The largest jump in prices was recorded in transportation, with prices skyrocketing 105.86% YoY, followed by food and non-alcoholic beverages, up 89.10%. The smallest inflation rate was observed in communication at 18.71%. The collapse of the lira has pushed up the cost of energy imports, and foreign investors are now turning away from the once-promising emerging market.

Turkish President Recep Tayyip Erdoğan, as many conventional Fx analysts and reporters say, flying in the face of economic orthodoxy, insists that sharp cuts in interest rates have been needed to bring down soaring consumer prices. In April, the Central bank kept its benchmark interest rate steady for the fourth consecutive month, seemingly discarding high inflation.

In the past year, after several consecutive interest rate cuts by the Turkish Central Bank, the depreciation of the national currency accelerated sharply, which negatively affected the country's financial system, and annual inflation accelerated to 36% aggravating already elevated fluctuations in the lira exchange rate. But in 2022 the story kept revolving, and the lira kept gradually weakening, although at a slower pace: thus, at the end of January the USDTRY exchange rate was about 13.5, but one month later it was already at around 14, at the end of March – 14.5, and by the end of April – 14.8.

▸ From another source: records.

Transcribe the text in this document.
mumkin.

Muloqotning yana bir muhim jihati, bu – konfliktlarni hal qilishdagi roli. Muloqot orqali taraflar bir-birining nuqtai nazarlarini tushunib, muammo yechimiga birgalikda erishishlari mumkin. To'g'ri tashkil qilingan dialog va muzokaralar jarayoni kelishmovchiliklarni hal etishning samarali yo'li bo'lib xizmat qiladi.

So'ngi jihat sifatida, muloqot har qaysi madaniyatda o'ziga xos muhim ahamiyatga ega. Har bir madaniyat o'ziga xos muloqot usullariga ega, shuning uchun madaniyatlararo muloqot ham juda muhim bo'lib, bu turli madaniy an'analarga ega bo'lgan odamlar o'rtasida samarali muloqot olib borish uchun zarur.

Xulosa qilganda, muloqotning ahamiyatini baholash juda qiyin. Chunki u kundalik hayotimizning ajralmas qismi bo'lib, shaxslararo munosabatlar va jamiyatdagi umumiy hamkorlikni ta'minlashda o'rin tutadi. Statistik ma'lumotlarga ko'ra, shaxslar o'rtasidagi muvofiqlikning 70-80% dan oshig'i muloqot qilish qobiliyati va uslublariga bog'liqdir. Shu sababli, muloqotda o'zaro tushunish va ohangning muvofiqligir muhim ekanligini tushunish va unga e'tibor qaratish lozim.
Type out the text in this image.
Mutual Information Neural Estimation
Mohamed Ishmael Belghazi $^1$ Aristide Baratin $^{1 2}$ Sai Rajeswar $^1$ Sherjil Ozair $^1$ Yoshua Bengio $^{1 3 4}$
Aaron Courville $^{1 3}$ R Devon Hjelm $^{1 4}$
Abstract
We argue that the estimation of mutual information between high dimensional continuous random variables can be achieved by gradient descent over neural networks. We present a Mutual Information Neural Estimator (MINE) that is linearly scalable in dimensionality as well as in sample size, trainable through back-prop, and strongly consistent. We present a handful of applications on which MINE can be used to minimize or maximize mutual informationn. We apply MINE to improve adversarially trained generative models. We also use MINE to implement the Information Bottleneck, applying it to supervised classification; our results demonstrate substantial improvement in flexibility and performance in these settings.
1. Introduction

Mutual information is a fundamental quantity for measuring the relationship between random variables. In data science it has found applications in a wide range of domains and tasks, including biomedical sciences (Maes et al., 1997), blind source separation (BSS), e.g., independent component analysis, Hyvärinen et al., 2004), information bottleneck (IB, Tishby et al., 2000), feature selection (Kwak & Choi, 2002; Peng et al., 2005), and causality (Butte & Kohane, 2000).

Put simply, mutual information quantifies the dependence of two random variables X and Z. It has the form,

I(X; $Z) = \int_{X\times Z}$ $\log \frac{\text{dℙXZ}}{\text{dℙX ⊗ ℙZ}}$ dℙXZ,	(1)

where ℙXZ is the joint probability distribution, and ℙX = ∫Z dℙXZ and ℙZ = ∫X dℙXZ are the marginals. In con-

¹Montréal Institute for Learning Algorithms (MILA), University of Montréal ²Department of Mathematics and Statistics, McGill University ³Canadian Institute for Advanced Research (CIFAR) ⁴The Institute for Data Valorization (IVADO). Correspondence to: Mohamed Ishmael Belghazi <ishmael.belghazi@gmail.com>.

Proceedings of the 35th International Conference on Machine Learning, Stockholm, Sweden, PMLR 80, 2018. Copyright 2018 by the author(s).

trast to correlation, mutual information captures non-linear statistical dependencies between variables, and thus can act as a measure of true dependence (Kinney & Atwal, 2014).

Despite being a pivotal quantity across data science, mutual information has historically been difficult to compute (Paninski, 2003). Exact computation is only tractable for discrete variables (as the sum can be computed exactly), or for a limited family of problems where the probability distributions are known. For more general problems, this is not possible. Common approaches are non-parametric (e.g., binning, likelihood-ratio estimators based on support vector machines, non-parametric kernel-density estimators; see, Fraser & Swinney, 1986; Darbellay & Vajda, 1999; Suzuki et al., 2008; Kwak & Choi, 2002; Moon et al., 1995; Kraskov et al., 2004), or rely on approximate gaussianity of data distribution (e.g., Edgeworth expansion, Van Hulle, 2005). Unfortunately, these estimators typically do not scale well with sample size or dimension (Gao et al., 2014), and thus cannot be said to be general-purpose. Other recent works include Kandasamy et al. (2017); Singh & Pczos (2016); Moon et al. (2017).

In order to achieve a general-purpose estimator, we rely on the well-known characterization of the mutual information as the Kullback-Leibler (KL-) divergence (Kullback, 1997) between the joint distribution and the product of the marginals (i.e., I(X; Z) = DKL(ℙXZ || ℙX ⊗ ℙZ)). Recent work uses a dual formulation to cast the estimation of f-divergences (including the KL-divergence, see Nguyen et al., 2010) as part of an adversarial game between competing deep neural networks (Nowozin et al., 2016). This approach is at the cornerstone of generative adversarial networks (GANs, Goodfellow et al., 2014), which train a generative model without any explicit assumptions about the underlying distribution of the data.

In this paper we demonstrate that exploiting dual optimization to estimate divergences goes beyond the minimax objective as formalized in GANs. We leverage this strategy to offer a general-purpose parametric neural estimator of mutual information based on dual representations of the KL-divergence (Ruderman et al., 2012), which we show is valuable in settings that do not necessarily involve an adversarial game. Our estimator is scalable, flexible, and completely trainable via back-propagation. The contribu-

At the same time, the collapse of the Turkish lira on November 23 by 18% was the steepest in the last 20 years. The dollar exchange rate reached a record 18.4 lira on December 20, while in January last year it was worth 7.4 lira. A number of prominent economists worried that such an adverse scenario could trigger a sharp jump in unemployment in Turkey, further aggravating its economic prospects and investment outlook. However, after statements by Turkish President Erdoğan about measures to counter the volatility of the exchange rate, the lira somewhat rebounded at the end of December. Erdoğan also stated that the problem of high prices and inflation in the country “will be resolved as soon as possible”. Turkey has cut taxes on some staples and offered subsidies for some electricity bills for vulnerable households, but even this has failed to stem inflation. Erdoğan’s government has responded by using state banks to buy up liras in a bid to cut the currency’s losses. Also, there is also speculation that the Central bank quietly sells dollars to stem the lira’s slide through back channels. The saga to be continued.